Predicting the kinetics of peptide-antibody interactions using a multivariate experimental design of sequence and chemical space.

A multivariate approach involving modifications in peptide sequence and chemical buffer medium was used as an attempt to predict the kinetics of peptide-antibody interactions. Using a BIACORE system the kinetic parameters of the interaction of Fab 57P with 18 peptide analogues of an epitope of tobacco mosaic virus protein were characterized in 20 buffers of various pH values and containing different chemical additives (NaCl, urea, EDTA, KSCN and DMSO). For multivariate peptide design, three amino acid positions were selected because their modification was known to moderately affect binding, without abolishing it entirely. Predictive mathematical models were developed which related kinetic parameters (k(a) or k(d)) measured in standard buffer to the amino acid sequence of the antigen. ZZ-scales and a helix-forming-tendency (HFT) scale were used as descriptors of the physico-chemical properties of amino acids in the peptide antigen.

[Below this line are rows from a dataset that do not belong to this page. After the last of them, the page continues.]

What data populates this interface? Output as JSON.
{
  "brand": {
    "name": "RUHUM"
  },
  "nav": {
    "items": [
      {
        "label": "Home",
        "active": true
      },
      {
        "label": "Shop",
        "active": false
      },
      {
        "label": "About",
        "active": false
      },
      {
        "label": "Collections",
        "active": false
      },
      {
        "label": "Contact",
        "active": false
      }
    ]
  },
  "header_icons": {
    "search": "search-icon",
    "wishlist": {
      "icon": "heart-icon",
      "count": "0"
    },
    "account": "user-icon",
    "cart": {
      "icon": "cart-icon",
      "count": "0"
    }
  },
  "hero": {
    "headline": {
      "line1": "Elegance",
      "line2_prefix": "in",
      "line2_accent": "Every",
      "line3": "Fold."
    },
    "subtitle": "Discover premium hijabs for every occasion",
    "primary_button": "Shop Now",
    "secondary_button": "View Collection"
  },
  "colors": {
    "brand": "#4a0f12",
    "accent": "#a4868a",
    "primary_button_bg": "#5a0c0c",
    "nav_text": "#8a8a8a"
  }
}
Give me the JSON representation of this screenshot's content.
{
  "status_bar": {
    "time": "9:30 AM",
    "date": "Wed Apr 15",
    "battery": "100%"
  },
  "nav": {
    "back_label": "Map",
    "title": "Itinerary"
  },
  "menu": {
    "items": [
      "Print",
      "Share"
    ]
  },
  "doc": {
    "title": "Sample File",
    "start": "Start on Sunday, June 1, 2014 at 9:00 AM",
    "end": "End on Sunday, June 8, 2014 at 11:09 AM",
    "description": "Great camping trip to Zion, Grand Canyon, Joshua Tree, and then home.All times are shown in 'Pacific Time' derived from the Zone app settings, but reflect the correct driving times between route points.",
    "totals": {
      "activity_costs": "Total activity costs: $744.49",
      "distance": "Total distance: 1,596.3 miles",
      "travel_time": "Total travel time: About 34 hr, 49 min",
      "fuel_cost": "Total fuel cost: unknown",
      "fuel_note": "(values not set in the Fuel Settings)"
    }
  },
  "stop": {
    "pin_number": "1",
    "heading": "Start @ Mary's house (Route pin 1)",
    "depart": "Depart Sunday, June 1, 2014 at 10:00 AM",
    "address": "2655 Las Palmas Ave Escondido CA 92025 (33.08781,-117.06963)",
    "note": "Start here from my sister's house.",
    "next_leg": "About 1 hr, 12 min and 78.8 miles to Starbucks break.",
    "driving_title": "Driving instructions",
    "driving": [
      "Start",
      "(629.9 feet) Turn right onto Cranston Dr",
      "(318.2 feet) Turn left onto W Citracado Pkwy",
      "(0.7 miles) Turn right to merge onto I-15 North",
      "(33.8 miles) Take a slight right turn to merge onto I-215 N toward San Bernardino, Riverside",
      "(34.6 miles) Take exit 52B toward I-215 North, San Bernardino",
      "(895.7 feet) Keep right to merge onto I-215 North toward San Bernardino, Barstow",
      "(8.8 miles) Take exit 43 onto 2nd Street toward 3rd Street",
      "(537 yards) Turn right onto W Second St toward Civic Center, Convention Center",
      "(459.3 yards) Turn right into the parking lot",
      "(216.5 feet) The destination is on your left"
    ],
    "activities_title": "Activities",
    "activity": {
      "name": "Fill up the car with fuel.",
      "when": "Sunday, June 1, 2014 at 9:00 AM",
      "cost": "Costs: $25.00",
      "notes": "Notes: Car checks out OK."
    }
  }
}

These mathematical models had good predictive power (Q(2) = 0.49 for k(a), Q(2) = 0.73 for k(d)). For the non-essential residues under study, HFT and charge were found to be the most important factors that influenced the activity. Experiments in 19 buffers were performed to assess the sensitivity of the interactions to buffer composition. The presence of urea, DMSO and NaCl in the buffer influenced binding properties, while change in pH and the presence of EDTA and KSCN had no effect. The chemical sensitivity fingerprints were different for the various peptides. The results indicate that multivariate experimental design and mathematical modeling can be applied to the prediction of interaction kinetics.